ORF-General Wrabetz unterstrich die Bedeutung des Redaktionsgeheimnisses als Basis der redaktionellen Arbeit. "Wenn die Medien ihre gesellschaftlich so wichtige Aufgabe als vierte Gewalt und wesentlicher demokratischer Eckpfeiler ausüben können sollen, dann geht das prinzipiell nur unter dem Schutz des Redaktionsgeheimnisses", so Wrabetz. Der ORF-Chef hat deshalb entschieden, dass das versiegelt und gesichert in einem ORF-Tresor aufbewahrte Rohmaterial jetzt nicht voreilig vor einer etwaigen Gesetzesreparatur herausgeben wird.
"Aus grundsätzlichen Überlegungen und auf der Basis unserer prinzipiellen Haltung haben wir uns nach reiflicher Überlegung und in Abwägung aller Folgen dazu entschlossen, das Redaktionsgeheimnis als das höhere Gut zu betrachten, selbst wenn wir dafür auch Zwangsmaßnahmen in Kauf nehmen müssen - die Bereitschaft hat ja bereits der Informationsdirektor deutlich artikuliert und bei dieser Haltung bleiben wir auch", so der ORF-Generaldirektor. Oberhauser hatte am Freitag bei einer Diskussion am "Runden Tisch" des ORF erklärt, dass er "für den Erhalt der Meinungsfreiheit auch bereit sei, "ins Gefängnis" zu gehen.
Die Skinhead-Reportage, bei der ein ORF-Team um "Am Schauplatz"-Reporter Eduard Moschitz mehrere Tage zwei jugendliche Glatzköpfe begleitet hatte, sorgt bereits seit dem Frühjahr für Aufregung. Zum rechtlichen Disput kam es, weil Moschitz dabei mit den beiden Jugendlichen aus dem rechten Milieu auch eine Wahlveranstaltung der FPÖ in Wiener Neustadt besucht hatte. Dort gab es eine Begegnung mit FPÖ-Chef Heinz-Christian Strache, der dem Redakteur vor laufender Kamera unterstellte, die Burschen zu einschlägigen rechten Parolen angestiftet zu haben, was aus den Aufnahmen aber nicht hervorgeht. Das Rohmaterial dieser Szenen machte der ORF öffentlich und stellte dieses auch der Staatsanwaltschaft zur Verfügung.
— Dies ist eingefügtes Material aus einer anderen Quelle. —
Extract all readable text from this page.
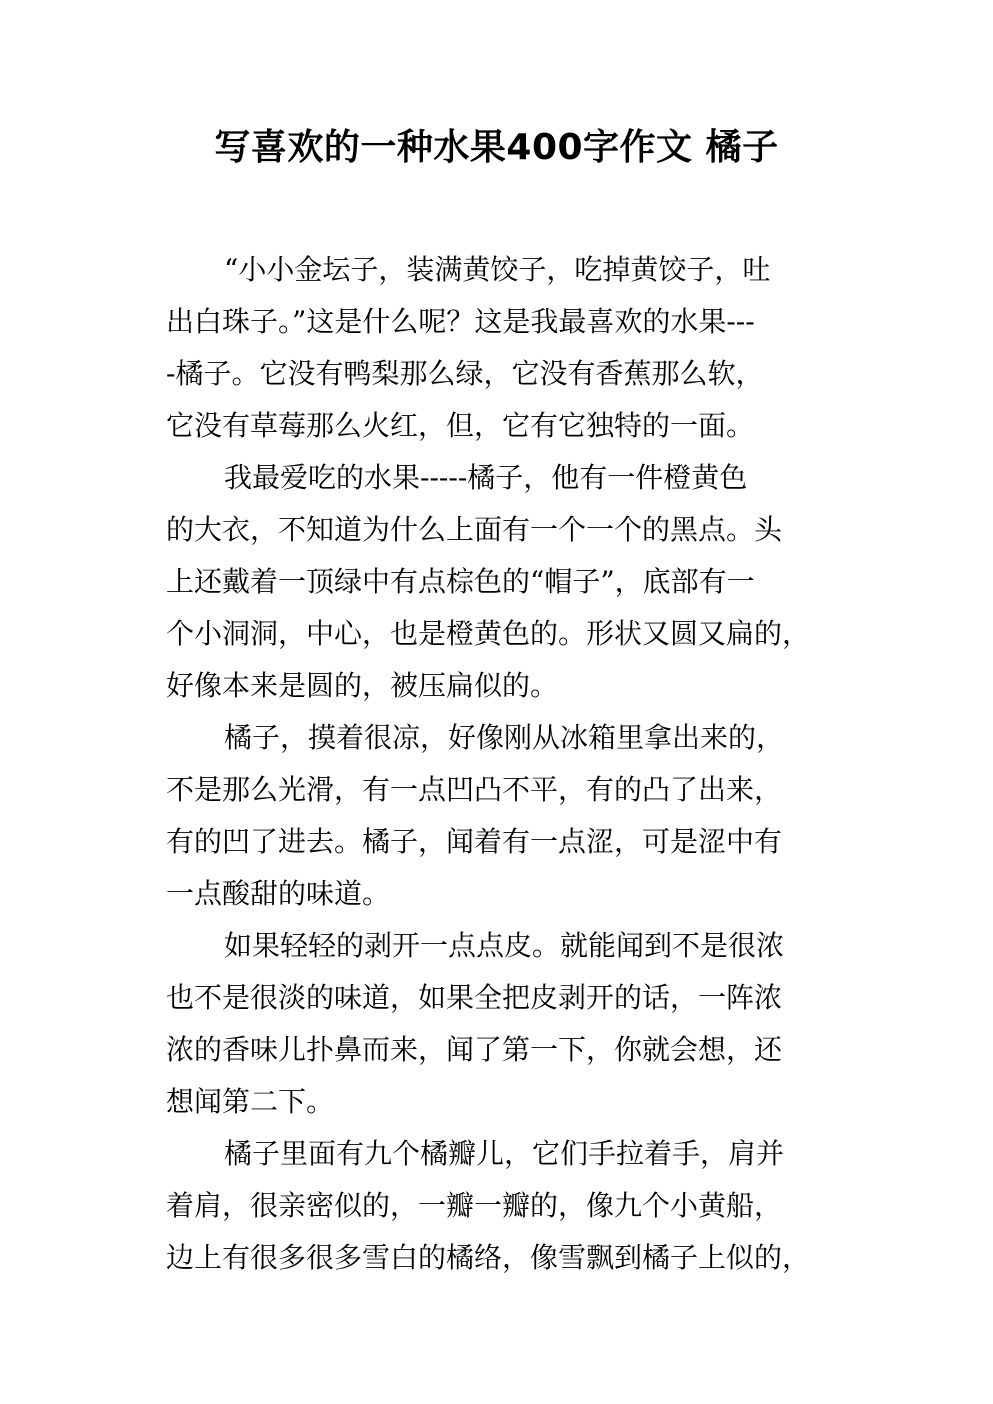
写喜欢的一种水果400字作文 橘子
“小小金坛子，装满黄饺子，吃掉黄饺子，吐
出白珠子。”这是什么呢？这是我最喜欢的水果---
-橘子。它没有鸭梨那么绿，它没有香蕉那么软，
它没有草莓那么火红，但，它有它独特的一面。
我最爱吃的水果-----橘子，他有一件橙黄色
的大衣，不知道为什么上面有一个一个的黑点。头
上还戴着一顶绿中有点棕色的“帽子”，底部有一
个小洞洞，中心，也是橙黄色的。形状又圆又扁的，
好像本来是圆的，被压扁似的。
橘子，摸着很凉，好像刚从冰箱里拿出来的，
不是那么光滑，有一点凹凸不平，有的凸了出来，
有的凹了进去。橘子，闻着有一点涩，可是涩中有
一点酸甜的味道。
如果轻轻的剥开一点点皮。就能闻到不是很浓
也不是很淡的味道，如果全把皮剥开的话，一阵浓
浓的香味儿扑鼻而来，闻了第一下，你就会想，还
想闻第二下。
橘子里面有九个橘瓣儿，它们手拉着手，肩并
着肩，很亲密似的，一瓣一瓣的，像九个小黄船，
边上有很多很多雪白的橘络，像雪飘到橘子上似的，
Bei der aktuellen Auseinandersetzung geht es um das übrige Drehmaterial der Reportage. Die Staatsanwaltschaft will offenbar prüfen, ob von den Jugendlichen an anderer Stelle Nazi-Sager getätigt wurden beziehungsweise ob etwaige Parolen, wenn es solche geben sollte, vom ORF-Reporter angeregt wurden. Im ORF betonte man zuletzt, dass auch auf dem nicht gesendeten Drehmaterial keine strafbaren Handlungen zu sehen seien, die eine gerichtliche Verfolgung nach sich ziehen würden. Ein gerichtliches Gutachten, das vergangene Woche bekanntgeworden war, bestätigte laut ORF darüber hinaus, dass die den Behörden bereits zugänglichen Aufnahmen des Drehs von Wiener Neustadt technisch nicht manipuliert worden seien. Die FPÖ hatte dem ORF eine Manipulation der Aufnahmen unterstellt.